Open
Description
We recently merged the initial iteration of the in-memory provider (#8799). But this was just the first step of the scale test implementation. This issue provides an overview over ongoing and upcoming tasks around scale testing.
In-Memory provider features:
- High-level:
- P0 ClusterClass support (🌱 add ClusterClass support for in-memory provider #8807 @ykakarap)
- P0 Deletion (🐛 fix cluster deletion in the in-memory API server #8818 @fabriziopandini)
- Upgrade (@killianmuldoon)
- KCP kube-proxy and CoreDNS reconciliation (🌱 CAPIM: Enable update for coreDNS and kube-proxy #8899 @killianmuldoon)
- Make it behave like a real infra provider:
- P0 Provisioning duration (🌱 Add startup timeout to the in memory provider #8831 @fabriziopandini)
- Errors
- Configurable apiserver/etcd latency
- Low-level:
- P0 apiserver: watches (🌱 Add watch to in-memory server multiplexer #8851 @killianmuldoon)
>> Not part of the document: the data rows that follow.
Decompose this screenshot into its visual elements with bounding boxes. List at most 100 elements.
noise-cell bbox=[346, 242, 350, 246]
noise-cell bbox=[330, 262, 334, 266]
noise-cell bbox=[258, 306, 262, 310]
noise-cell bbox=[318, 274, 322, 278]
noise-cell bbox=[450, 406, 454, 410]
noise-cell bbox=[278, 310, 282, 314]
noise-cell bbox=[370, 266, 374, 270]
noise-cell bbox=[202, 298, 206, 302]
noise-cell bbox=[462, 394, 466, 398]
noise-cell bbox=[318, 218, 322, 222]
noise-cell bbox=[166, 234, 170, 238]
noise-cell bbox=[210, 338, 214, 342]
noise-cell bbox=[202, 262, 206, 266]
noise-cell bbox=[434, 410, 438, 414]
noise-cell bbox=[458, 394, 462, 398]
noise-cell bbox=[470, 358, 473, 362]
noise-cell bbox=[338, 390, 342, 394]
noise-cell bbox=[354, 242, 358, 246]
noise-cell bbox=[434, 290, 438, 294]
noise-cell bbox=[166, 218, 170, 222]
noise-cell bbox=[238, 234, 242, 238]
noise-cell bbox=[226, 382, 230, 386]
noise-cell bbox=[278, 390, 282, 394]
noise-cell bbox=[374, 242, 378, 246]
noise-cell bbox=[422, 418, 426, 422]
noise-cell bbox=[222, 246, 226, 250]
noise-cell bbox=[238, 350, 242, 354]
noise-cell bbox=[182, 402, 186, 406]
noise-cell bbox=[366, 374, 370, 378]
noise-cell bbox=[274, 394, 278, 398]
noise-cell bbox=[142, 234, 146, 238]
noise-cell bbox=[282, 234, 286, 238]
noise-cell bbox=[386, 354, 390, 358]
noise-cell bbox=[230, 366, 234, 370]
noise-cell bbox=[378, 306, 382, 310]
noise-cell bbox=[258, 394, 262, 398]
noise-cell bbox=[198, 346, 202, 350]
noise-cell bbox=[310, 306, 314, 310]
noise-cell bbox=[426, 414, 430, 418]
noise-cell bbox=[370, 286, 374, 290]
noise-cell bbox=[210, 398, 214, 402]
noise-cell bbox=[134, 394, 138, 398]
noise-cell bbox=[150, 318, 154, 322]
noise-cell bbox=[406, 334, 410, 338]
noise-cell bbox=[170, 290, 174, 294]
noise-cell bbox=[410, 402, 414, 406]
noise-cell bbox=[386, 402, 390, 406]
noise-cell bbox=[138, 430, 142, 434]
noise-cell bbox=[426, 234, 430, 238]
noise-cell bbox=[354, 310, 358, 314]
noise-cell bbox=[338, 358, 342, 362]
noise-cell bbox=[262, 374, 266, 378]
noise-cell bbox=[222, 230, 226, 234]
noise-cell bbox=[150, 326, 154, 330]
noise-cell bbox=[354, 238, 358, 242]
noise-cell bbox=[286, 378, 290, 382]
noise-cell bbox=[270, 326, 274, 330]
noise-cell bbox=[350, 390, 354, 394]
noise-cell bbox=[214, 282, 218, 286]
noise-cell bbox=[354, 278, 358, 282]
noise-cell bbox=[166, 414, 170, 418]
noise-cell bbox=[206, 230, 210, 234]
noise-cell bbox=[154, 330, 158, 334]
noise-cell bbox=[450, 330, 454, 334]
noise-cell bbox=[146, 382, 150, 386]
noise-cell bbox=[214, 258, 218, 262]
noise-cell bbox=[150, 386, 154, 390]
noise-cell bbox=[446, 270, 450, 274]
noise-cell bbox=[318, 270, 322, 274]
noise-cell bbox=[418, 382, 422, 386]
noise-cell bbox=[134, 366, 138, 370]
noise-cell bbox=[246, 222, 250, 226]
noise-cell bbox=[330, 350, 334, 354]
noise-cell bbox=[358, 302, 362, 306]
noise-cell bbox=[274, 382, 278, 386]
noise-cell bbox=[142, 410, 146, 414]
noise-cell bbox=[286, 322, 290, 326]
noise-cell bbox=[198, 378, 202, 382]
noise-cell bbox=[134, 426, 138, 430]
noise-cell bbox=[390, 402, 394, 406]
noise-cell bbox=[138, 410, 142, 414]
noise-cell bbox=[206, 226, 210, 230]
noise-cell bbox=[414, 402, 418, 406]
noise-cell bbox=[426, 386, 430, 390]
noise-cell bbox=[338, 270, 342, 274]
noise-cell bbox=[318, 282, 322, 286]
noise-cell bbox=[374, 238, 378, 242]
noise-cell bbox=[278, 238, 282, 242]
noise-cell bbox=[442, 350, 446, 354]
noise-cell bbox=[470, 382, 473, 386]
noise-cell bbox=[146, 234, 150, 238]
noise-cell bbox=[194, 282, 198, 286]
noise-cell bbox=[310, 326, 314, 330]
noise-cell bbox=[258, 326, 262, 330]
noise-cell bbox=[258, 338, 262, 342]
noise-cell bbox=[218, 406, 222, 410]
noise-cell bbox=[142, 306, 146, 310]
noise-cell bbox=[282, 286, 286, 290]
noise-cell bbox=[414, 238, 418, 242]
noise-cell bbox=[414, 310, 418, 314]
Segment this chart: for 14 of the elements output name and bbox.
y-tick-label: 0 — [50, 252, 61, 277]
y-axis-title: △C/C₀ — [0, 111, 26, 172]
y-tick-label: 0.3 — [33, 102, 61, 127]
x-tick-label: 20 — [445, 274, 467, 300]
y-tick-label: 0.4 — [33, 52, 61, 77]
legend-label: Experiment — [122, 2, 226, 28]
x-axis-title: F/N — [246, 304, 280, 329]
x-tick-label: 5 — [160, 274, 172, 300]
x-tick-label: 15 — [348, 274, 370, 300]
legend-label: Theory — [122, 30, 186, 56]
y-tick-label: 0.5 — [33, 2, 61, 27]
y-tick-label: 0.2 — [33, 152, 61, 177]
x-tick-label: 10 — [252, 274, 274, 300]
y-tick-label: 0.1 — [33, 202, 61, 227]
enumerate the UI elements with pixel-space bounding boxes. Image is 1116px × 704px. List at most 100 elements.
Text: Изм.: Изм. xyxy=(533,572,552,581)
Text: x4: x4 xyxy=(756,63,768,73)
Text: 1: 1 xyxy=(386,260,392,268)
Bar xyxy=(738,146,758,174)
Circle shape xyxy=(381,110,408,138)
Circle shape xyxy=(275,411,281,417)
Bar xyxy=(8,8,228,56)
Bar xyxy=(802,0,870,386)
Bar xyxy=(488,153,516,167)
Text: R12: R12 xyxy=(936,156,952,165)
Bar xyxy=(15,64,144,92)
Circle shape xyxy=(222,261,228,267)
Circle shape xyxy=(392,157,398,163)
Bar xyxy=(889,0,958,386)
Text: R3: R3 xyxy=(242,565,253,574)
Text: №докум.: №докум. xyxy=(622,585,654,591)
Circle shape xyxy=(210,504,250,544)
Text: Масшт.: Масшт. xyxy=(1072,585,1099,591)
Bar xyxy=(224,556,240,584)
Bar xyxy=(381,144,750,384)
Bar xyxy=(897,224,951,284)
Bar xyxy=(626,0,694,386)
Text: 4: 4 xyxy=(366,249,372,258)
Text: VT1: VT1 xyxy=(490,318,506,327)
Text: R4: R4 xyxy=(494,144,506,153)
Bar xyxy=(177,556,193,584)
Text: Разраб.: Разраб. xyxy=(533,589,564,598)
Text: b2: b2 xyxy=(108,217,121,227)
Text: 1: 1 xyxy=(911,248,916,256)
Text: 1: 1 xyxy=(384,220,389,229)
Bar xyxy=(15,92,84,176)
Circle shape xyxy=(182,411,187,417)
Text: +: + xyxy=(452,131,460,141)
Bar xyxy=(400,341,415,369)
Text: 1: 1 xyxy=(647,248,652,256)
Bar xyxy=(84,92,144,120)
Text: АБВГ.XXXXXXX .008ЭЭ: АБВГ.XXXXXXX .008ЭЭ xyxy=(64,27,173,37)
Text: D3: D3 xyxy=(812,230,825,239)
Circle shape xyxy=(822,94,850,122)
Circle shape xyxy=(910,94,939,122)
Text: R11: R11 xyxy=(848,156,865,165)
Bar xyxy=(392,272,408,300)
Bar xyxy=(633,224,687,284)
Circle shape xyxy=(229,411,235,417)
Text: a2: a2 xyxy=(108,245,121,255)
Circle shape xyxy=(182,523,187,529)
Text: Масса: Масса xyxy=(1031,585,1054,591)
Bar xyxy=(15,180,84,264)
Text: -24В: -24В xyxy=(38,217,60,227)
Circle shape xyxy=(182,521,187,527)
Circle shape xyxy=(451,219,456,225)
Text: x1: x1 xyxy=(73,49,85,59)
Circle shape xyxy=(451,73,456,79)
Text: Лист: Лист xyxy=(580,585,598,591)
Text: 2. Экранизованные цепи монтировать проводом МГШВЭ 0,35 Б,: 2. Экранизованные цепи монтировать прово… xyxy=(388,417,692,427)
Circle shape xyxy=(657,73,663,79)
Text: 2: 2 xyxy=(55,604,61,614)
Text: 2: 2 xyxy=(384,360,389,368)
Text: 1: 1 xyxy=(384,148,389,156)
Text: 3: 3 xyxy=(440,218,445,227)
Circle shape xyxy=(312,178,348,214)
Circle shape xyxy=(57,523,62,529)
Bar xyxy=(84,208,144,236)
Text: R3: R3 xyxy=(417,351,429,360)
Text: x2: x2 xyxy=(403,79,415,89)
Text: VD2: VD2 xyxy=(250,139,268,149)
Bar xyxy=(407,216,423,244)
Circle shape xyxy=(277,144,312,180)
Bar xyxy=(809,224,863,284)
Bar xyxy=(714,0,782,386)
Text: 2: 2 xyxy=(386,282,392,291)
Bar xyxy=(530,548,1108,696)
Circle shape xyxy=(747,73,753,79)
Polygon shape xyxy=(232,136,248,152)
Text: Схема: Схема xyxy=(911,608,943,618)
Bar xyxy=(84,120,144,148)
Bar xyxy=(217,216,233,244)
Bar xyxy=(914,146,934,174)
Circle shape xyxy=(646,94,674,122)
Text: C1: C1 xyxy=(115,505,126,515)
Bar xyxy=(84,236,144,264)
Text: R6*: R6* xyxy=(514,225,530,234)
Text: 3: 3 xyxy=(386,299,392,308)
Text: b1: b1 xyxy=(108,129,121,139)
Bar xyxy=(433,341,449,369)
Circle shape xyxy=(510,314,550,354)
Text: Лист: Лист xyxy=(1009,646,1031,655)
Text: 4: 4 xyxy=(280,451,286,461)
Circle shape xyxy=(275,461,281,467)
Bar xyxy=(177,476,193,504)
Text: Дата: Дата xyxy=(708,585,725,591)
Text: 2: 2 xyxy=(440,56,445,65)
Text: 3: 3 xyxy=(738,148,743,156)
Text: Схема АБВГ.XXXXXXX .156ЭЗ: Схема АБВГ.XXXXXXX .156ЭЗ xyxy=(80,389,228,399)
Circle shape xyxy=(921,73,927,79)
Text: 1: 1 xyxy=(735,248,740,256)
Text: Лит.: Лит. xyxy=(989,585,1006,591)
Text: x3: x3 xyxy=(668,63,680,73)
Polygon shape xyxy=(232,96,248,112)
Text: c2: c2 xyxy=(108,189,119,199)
- apiserver: label selector for list calls
- Not a problem for cached resources KCP. Label selectors for cached resources are evaluated client-side in CR.
- apiserver: improve field selector calls. Return an error if the field selector is not supported (✨ Enable Kubernetes upgrades in CAPIM #8938 (comment) @killianmuldoon )
e2e test and test framework:
- Implement scale test automation:
- Cluster topologies:
- Small workload cluster: x * (1 control-plane + 1 worker node)
- Small medium workload cluster: x * (3 control-plane + 10 worker node)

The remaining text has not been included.